Where to start.
I feel like I need to write this down in order to help process what’s happened.
Yesterday I came into the EPU for my second early scan due to bleeding early on as they could not see anything in my uterus a week ago but said it may be too early, I was sent away with a pregnancy of unknown location.
My HCG levels rose as they would be expected with a normal pregnancy so I still had hope. Re scan yesterday and I knew there was something wrong, the lady was taking a long time and clicking away taking photos of the scan. She turned to us and said I’m really sorry but I can’t see anything in your uterus but I can see a pregnancy in your right fallopian tube. I needed surgery to remove the tube and pregnancy.
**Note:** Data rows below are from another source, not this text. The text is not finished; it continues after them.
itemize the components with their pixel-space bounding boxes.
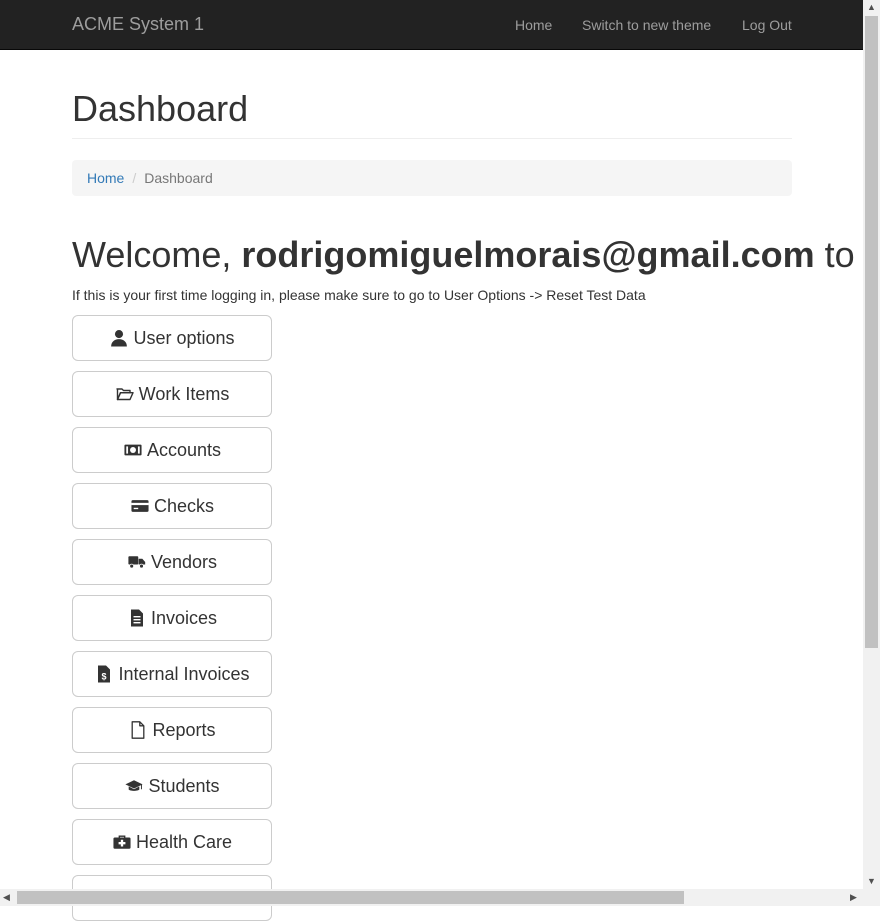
vertical-scrollbar-thumb[interactable] [865,16,878,648]
page-title: Dashboard [72,88,249,129]
health-care-button[interactable]: Health Care [72,819,272,865]
breadcrumb-home-link[interactable]: Home [87,170,124,186]
nav-home-link[interactable]: Home [515,17,552,33]
nav-switch-theme-link[interactable]: Switch to new theme [582,17,711,33]
file-text-icon [127,609,147,627]
graduation-cap-icon [124,777,144,795]
horizontal-scrollbar-thumb[interactable] [17,891,684,904]
internal-invoices-button[interactable]: $ Internal Invoices [72,651,272,697]
medkit-icon [112,833,132,851]
nav-logout-link[interactable]: Log Out [742,17,792,33]
credit-card-icon [130,497,150,515]
folder-open-icon [115,385,135,403]
breadcrumb-separator: / [132,170,137,186]
scroll-right-arrow-icon[interactable]: ▶ [850,892,857,903]
scroll-up-arrow-icon[interactable]: ▲ [867,2,876,12]
title-divider [72,138,792,139]
button-label: Work Items [138,383,230,404]
scroll-left-arrow-icon[interactable]: ◀ [3,892,10,903]
button-label: Invoices [150,607,218,628]
first-login-hint: If this is your first time logging in, p… [72,287,646,303]
button-label: Health Care [135,831,233,852]
accounts-button[interactable]: Accounts [72,427,272,473]
work-items-button[interactable]: Work Items [72,371,272,417]
welcome-suffix: to [814,234,855,275]
button-label: Vendors [150,551,218,572]
top-navbar: ACME System 1 Home Switch to new theme L… [0,0,863,50]
file-invoice-dollar-icon: $ [94,665,114,683]
welcome-prefix: Welcome, [72,234,242,275]
checks-button[interactable]: Checks [72,483,272,529]
breadcrumb-current: Dashboard [144,170,213,186]
truck-icon [127,553,147,571]
brand-link[interactable]: ACME System 1 [72,14,204,35]
button-label: Reports [152,719,216,740]
money-icon [123,441,143,459]
welcome-username: rodrigomiguelmorais@gmail.com [241,234,815,275]
user-options-button[interactable]: User options [72,315,272,361]
scroll-down-arrow-icon[interactable]: ▼ [867,876,876,886]
students-button[interactable]: Students [72,763,272,809]
breadcrumb: Home / Dashboard [72,160,792,196]
vendors-button[interactable]: Vendors [72,539,272,585]
button-label: Accounts [146,439,222,460]
reports-button[interactable]: Reports [72,707,272,753]
button-label: User options [133,327,235,348]
welcome-heading: Welcome, rodrigomiguelmorais@gmail.com t… [72,234,855,276]
svg-text:$: $ [102,672,107,682]
button-label: Students [148,775,220,796]
user-icon [109,329,129,347]
button-label: Checks [153,495,215,516]
invoices-button[interactable]: Invoices [72,595,272,641]
file-icon [128,721,148,739]
button-label: Internal Invoices [118,663,250,684]
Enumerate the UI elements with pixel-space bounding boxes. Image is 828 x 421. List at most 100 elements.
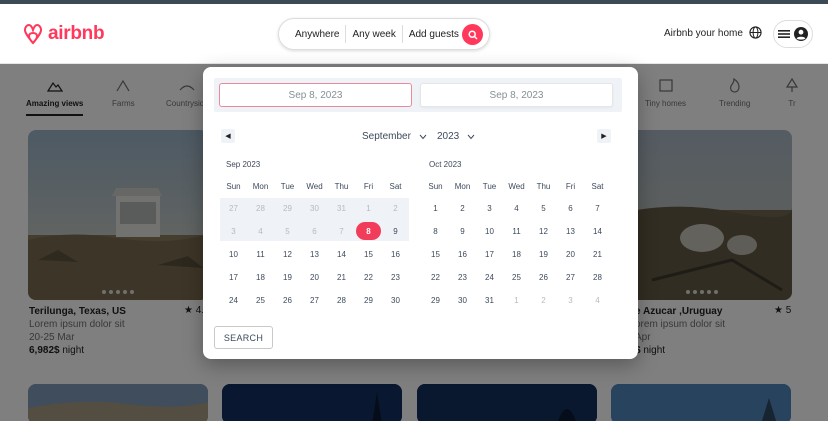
year-select[interactable]: 2023 (437, 131, 475, 142)
triangle-left-icon: ◀ (225, 133, 231, 140)
search-when[interactable]: Any week (346, 25, 401, 43)
hamburger-icon (778, 30, 790, 38)
calendar-day[interactable]: 26 (530, 267, 557, 287)
calendar-day[interactable]: 5 (530, 198, 557, 218)
search-who[interactable]: Add guests (403, 25, 465, 43)
calendar-day[interactable]: 12 (530, 221, 557, 241)
calendar-day[interactable]: 1 (422, 198, 449, 218)
calendar-day: 6 (312, 226, 317, 236)
search-bar[interactable]: Anywhere Any week Add guests (278, 18, 490, 50)
calendar-day[interactable]: 31 (476, 290, 503, 310)
weekday-label: Fri (565, 182, 576, 191)
calendar-day[interactable]: 14 (584, 221, 611, 241)
site-header: airbnb Anywhere Any week Add guests Airb… (0, 4, 828, 64)
calendar-day[interactable]: 18 (503, 244, 530, 264)
start-date-field[interactable]: Sep 8, 2023 (219, 83, 412, 107)
calendar-day[interactable]: 19 (530, 244, 557, 264)
calendar-day: 1 (366, 203, 371, 213)
calendar-day[interactable]: 28 (584, 267, 611, 287)
calendar-day: 2 (541, 295, 546, 305)
calendar-day[interactable]: 18 (247, 267, 274, 287)
calendar-day[interactable]: 16 (382, 244, 409, 264)
weekday-label: Fri (363, 182, 374, 191)
calendar-day[interactable]: 11 (247, 244, 274, 264)
calendar-day[interactable]: 26 (274, 290, 301, 310)
weekday-label: Wed (306, 182, 323, 191)
calendar-day-selected[interactable]: 8 (355, 221, 382, 241)
user-avatar-icon (794, 27, 808, 41)
search-button[interactable] (462, 24, 483, 45)
calendar-day[interactable]: 22 (422, 267, 449, 287)
search-dates-button[interactable]: SEARCH (214, 326, 273, 349)
calendar-day[interactable]: 23 (449, 267, 476, 287)
next-month-button[interactable]: ▶ (597, 129, 611, 143)
calendar-day[interactable]: 19 (274, 267, 301, 287)
calendar-day[interactable]: 29 (355, 290, 382, 310)
calendar-day[interactable]: 8 (422, 221, 449, 241)
calendar-day[interactable]: 29 (422, 290, 449, 310)
calendar-day: 1 (514, 295, 519, 305)
end-date-field[interactable]: Sep 8, 2023 (420, 83, 613, 107)
calendar-day: 3 (231, 226, 236, 236)
calendar-day[interactable]: 20 (301, 267, 328, 287)
calendar-day[interactable]: 13 (301, 244, 328, 264)
calendar-day[interactable]: 24 (220, 290, 247, 310)
calendar-day[interactable]: 22 (355, 267, 382, 287)
airbnb-logo[interactable]: airbnb (22, 22, 105, 46)
calendar-day[interactable]: 2 (449, 198, 476, 218)
weekday-label: Thu (334, 182, 349, 191)
calendar-day[interactable]: 27 (557, 267, 584, 287)
calendar-day[interactable]: 12 (274, 244, 301, 264)
calendar-day[interactable]: 16 (449, 244, 476, 264)
calendar-day: 31 (337, 203, 346, 213)
weekday-label: Sat (389, 182, 402, 191)
calendar-day[interactable]: 30 (449, 290, 476, 310)
month-select-value: September (362, 131, 411, 142)
calendar-day[interactable]: 15 (355, 244, 382, 264)
calendar-day: 4 (258, 226, 263, 236)
calendar-day: 29 (283, 203, 292, 213)
calendar-day[interactable]: 9 (449, 221, 476, 241)
month-caption-oct: Oct 2023 (429, 160, 462, 169)
calendar-day[interactable]: 27 (301, 290, 328, 310)
calendar-day: 3 (568, 295, 573, 305)
calendar-day[interactable]: 9 (382, 221, 409, 241)
calendar-day[interactable]: 25 (247, 290, 274, 310)
calendar-day[interactable]: 14 (328, 244, 355, 264)
weekday-label: Sun (428, 182, 443, 191)
calendar-day[interactable]: 24 (476, 267, 503, 287)
prev-month-button[interactable]: ◀ (221, 129, 235, 143)
weekday-label: Tue (482, 182, 497, 191)
calendar-day[interactable]: 7 (584, 198, 611, 218)
calendar-day[interactable]: 17 (220, 267, 247, 287)
calendar-day[interactable]: 15 (422, 244, 449, 264)
chevron-down-icon (419, 134, 427, 139)
calendar-day[interactable]: 28 (328, 290, 355, 310)
month-caption-sep: Sep 2023 (226, 160, 261, 169)
airbnb-logo-icon (23, 23, 43, 45)
profile-menu-button[interactable] (773, 20, 813, 48)
calendar-day[interactable]: 13 (557, 221, 584, 241)
calendar-day[interactable]: 11 (503, 221, 530, 241)
calendar-day[interactable]: 21 (584, 244, 611, 264)
calendar-day[interactable]: 3 (476, 198, 503, 218)
calendar-day[interactable]: 20 (557, 244, 584, 264)
calendar-day[interactable]: 30 (382, 290, 409, 310)
calendar-day[interactable]: 25 (503, 267, 530, 287)
weekday-label: Thu (536, 182, 551, 191)
search-where[interactable]: Anywhere (279, 25, 345, 43)
calendar-day[interactable]: 6 (557, 198, 584, 218)
calendar-day[interactable]: 17 (476, 244, 503, 264)
calendar-day: 28 (256, 203, 265, 213)
calendar-day: 2 (393, 203, 398, 213)
calendar-day: 30 (310, 203, 319, 213)
weekday-label: Sat (591, 182, 604, 191)
month-select[interactable]: September (362, 131, 427, 142)
globe-icon[interactable] (749, 26, 762, 39)
calendar-day[interactable]: 10 (220, 244, 247, 264)
host-link[interactable]: Airbnb your home (664, 28, 743, 39)
calendar-day[interactable]: 4 (503, 198, 530, 218)
calendar-day[interactable]: 23 (382, 267, 409, 287)
calendar-day[interactable]: 10 (476, 221, 503, 241)
calendar-day[interactable]: 21 (328, 267, 355, 287)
From there it happened so fast, doctors came consent forms handed to me and I was told I needed surgery that day. They then told me that the pregnancy was a ‘thriving live’ pregnancy with a heart beat and I just can’t get my head or my heart around this. I am so sad my heart is hurting. Our little baby that could have been was beating away inside me but just in the wrong place. I feel like my body has failed I have already had one normal pregnancy why did I fail this baby?
I am sore, and my emotions are all over the place.
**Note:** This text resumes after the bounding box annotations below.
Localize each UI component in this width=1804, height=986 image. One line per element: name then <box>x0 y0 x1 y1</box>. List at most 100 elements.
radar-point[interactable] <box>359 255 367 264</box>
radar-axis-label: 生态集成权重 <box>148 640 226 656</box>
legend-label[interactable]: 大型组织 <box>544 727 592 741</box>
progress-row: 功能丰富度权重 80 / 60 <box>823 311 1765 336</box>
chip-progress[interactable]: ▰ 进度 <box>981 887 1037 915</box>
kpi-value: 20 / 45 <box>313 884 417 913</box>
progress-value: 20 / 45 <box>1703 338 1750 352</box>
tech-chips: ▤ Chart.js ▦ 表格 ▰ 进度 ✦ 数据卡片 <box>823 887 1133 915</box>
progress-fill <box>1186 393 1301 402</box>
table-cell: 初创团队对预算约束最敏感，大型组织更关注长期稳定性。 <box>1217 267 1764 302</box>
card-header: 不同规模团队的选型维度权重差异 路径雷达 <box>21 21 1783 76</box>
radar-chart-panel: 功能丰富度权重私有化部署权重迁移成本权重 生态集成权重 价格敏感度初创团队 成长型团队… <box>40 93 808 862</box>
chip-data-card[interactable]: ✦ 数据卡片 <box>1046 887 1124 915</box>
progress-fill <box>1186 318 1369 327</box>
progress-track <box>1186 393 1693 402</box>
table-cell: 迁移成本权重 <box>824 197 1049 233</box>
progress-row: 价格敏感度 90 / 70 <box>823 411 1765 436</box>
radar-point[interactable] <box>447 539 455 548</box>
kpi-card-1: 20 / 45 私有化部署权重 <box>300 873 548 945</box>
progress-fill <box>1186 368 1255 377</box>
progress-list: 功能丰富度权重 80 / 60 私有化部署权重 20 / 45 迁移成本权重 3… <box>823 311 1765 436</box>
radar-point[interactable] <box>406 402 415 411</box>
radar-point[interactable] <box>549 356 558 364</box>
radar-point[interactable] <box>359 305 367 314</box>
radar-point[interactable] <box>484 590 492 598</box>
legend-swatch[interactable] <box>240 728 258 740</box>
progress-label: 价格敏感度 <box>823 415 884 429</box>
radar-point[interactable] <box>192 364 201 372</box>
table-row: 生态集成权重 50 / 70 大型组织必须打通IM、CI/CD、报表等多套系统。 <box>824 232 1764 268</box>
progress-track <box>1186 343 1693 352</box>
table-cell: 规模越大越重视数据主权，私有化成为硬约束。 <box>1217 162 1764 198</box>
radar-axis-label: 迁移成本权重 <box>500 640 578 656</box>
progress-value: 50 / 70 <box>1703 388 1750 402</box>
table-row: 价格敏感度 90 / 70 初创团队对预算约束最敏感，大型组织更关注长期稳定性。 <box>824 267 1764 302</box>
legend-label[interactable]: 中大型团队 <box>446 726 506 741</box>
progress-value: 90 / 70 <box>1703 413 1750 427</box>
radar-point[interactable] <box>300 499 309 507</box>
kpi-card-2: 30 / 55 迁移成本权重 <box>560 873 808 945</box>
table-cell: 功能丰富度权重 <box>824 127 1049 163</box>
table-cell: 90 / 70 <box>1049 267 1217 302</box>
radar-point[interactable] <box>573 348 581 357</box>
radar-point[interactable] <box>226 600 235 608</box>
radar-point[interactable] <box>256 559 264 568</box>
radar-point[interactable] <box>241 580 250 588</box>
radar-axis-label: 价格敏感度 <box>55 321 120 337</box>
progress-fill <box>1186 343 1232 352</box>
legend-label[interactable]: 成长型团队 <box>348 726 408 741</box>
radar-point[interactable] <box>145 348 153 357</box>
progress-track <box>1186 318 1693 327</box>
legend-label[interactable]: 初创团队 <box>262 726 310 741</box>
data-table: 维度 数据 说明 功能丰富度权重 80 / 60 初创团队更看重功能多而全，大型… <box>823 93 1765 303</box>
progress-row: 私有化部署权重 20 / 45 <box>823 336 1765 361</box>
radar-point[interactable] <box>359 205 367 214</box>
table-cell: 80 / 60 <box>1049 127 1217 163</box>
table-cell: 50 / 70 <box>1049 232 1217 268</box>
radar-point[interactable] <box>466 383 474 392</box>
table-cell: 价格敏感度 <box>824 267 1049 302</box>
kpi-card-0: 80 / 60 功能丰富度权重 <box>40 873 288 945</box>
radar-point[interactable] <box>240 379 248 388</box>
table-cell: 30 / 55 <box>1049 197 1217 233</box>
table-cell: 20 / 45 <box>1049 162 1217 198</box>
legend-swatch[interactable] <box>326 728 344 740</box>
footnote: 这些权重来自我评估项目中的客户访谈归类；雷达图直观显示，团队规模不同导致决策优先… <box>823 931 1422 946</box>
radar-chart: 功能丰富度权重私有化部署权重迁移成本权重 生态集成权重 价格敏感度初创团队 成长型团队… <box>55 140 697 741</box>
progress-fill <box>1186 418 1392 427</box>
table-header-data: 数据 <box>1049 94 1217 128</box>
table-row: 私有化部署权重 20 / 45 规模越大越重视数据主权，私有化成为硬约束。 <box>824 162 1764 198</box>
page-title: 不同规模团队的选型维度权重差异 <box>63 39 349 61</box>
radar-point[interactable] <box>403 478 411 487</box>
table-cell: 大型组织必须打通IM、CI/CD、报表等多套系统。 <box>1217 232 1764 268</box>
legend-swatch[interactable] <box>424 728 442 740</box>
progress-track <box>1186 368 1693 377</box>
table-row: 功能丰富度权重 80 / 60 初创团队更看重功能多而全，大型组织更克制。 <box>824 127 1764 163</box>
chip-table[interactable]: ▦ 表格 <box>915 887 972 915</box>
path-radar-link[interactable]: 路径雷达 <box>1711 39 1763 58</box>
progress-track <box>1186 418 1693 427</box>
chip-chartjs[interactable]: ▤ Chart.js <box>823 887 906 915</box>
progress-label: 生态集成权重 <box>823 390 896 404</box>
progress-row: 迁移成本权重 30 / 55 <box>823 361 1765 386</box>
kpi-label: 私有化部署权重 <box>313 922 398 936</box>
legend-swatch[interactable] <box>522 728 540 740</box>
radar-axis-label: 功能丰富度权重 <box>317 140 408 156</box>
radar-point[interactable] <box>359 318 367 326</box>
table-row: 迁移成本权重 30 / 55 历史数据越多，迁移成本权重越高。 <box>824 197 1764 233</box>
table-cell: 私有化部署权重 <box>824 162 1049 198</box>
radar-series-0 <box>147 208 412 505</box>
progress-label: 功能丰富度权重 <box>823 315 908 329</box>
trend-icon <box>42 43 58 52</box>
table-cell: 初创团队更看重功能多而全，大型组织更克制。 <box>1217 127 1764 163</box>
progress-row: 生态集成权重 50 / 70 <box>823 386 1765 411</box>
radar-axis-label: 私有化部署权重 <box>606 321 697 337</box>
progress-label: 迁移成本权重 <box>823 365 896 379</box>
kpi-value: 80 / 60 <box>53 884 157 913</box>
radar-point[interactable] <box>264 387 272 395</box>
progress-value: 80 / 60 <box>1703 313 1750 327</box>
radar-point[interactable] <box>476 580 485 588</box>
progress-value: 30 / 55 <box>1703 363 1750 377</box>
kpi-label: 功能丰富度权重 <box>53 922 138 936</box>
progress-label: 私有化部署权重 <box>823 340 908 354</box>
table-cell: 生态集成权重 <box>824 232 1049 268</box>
I feel lucky that my instinct knew something wasn’t quite right and that we caught this early enough before a rupture apparently I was leaking blood inside and the tube was very tight.
I think I will find this forum and all of the information on it helpful for my recovery and grieving process I wasn’t prepared for all of these questions thoughts and emotions.
They said my other tube is healthy but I’m at risk of another ectopic again, I honestly can’t think about that right now and ag this moment I’m not sure I could put my body, my husband and my little boy through this again. But then I can’t bear the thought of not having another child.